TORPOR
Henrique de França
Em 1960 se inaugurava (ainda que incompleta) a capital Brasília que, passado meio século, segue como uma das principais referências arquitetônicas do período. Localizada na região central do país, a cidade marca o modernismo brasileiro por sua célebre forma de avião. Construção de espaço e de pensamento arquitetônico que é constantemente referenciada, nacional e internacionalmente, dado que a cultura contemporânea ainda segue sob influência direta das heranças modernistas.
Influência que se faz viva e presente na série de desenhos Torpor de Henrique de França, com imagens que nos fazem lembrar as primeiras fotografias em preto e branco de Brasília. Palavreando o artista, “uma narrativa evasiva e nostálgica que dialoga com os limites entre a cidade e o campo num contexto de um Brasil do presente com marcas de um passado recente.”. É por esta perspectiva, de olhar para trás e enxergar o presente, que voltamos aos anos sessenta, com a clareza dos espaços em branco e as sombras deixadas pelo tempo.

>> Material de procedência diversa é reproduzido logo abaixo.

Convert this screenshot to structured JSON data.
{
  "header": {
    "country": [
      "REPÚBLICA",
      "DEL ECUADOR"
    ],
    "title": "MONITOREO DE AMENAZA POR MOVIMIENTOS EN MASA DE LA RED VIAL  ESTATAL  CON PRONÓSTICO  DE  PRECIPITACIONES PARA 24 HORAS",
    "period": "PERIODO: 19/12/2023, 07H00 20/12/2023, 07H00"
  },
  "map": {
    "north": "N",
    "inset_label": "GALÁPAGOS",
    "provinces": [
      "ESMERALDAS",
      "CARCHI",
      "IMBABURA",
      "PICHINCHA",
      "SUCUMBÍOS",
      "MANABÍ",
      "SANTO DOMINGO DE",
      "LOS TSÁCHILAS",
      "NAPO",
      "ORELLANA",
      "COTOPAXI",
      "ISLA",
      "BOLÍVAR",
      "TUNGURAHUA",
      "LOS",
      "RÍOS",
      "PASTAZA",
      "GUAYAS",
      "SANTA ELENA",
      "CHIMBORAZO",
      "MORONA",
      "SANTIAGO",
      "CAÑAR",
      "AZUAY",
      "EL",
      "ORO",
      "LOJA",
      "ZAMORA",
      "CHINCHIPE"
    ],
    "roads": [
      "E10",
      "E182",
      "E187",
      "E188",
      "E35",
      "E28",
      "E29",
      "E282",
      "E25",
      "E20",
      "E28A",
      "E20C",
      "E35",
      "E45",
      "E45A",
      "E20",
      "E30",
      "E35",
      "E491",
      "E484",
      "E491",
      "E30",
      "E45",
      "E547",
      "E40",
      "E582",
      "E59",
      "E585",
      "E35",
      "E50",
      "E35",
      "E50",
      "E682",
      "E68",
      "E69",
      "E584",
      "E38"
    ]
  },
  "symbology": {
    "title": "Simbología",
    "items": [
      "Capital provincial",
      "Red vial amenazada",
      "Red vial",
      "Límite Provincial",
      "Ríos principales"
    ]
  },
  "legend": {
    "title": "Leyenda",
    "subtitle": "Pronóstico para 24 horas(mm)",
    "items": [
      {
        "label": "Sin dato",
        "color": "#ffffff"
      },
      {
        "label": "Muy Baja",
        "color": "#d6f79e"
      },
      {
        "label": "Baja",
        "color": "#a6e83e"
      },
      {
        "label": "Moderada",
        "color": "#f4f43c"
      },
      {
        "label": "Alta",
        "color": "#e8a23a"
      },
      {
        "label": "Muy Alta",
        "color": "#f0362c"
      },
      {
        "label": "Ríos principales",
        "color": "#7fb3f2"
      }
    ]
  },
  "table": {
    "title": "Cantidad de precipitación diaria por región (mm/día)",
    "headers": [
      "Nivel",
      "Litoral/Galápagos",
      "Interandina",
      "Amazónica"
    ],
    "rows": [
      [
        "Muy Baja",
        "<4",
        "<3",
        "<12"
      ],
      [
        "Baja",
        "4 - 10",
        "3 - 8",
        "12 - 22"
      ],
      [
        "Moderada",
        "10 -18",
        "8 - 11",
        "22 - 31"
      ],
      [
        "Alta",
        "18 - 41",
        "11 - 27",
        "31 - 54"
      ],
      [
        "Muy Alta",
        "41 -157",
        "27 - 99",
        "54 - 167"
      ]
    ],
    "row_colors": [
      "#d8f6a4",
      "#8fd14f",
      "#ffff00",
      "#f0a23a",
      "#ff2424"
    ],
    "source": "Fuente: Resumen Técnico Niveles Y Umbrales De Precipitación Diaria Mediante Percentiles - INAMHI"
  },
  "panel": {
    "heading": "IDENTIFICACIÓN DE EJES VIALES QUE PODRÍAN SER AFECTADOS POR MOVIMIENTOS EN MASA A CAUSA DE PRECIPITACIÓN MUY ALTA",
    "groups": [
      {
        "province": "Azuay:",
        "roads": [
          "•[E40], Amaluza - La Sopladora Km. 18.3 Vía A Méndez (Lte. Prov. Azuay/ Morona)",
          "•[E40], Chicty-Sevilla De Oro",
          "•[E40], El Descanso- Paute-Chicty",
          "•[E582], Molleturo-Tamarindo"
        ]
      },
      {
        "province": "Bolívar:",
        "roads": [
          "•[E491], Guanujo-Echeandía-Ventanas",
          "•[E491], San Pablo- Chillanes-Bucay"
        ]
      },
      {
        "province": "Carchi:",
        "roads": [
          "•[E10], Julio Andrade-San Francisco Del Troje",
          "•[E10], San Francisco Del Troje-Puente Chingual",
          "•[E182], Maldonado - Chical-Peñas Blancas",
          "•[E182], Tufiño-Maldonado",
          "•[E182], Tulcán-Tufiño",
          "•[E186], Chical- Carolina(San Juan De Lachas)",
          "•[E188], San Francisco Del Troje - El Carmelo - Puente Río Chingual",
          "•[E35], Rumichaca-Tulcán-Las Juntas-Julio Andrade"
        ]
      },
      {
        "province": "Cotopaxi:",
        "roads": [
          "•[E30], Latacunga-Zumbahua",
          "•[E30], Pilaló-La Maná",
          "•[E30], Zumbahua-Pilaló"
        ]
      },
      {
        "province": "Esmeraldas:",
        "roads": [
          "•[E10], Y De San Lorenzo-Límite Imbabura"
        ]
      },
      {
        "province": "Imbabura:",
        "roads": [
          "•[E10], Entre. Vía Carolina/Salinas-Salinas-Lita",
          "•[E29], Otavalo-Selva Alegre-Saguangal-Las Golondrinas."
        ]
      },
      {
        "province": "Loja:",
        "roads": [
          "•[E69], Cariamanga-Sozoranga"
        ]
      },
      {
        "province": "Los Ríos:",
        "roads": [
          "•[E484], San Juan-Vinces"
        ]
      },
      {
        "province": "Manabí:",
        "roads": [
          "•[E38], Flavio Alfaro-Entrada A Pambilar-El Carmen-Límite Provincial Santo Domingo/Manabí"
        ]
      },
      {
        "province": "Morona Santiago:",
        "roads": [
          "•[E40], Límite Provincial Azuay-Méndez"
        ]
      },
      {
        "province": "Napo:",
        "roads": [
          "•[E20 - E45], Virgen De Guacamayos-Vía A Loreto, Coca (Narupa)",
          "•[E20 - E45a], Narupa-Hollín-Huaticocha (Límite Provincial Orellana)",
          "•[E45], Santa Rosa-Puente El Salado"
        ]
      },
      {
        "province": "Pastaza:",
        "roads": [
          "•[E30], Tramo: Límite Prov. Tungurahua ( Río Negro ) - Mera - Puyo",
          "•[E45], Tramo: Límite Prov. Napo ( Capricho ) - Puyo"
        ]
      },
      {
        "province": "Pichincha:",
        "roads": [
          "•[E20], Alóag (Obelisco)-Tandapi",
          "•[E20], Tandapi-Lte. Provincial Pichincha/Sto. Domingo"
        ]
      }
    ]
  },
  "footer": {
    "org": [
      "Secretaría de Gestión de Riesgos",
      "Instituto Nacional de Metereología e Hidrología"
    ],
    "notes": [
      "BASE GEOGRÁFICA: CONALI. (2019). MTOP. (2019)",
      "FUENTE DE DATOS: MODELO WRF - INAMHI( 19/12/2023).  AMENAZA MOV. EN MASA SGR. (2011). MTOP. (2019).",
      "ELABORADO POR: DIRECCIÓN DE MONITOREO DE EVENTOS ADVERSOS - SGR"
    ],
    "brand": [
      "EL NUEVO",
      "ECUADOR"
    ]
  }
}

É ao encontro deste contraste entre construção e ausência que os personagens de França planam no branco do papel, encarando uma perspectiva linear e ao mesmo tempo cíclica, como se estivessem presas no mito de Sísifo. São figuras que, assim como seu autor, sabem do retrocesso que lhes esperam, pois ambos têm a consciência da recente história do Brasil. São seres entorpecidos, que sofrem de uma obnubilação dos ideais e que, desiludidos, aguardam a chegada do futuro.
Há uma melancolia, uma tristeza. Torpor nos lembra que, por mais que subamos uma escada, nunca alcançaremos o céu.
França nos apresenta desenhos realistas, tanto no gesto do grafite que se assemelha a uma imagem fotográfica, quanto no assunto que esta aborda. É da realidade cotidiana que saem os personagens, a natureza, os objetos, a arquitetura e as situações desenhadas. São imagens fragmentadas, recortes de jornais e revistas, que são combinadas em uma nova e, ao mesmo tempo, velha narrativa. Uma narrativa emboscada no tempo.
Trata-se de um momento de espera, onde a sutileza do traço em cruzar o horizonte do papel pode ser lida como um sinal de esperança. Talvez estas imagens queiram nos lembrar que é preciso movermos para além dos anos sombrios que começaram em sessenta, apagar o incêndio e seguir adiante. Pois, mesmo em Torpor, existe um horizonte.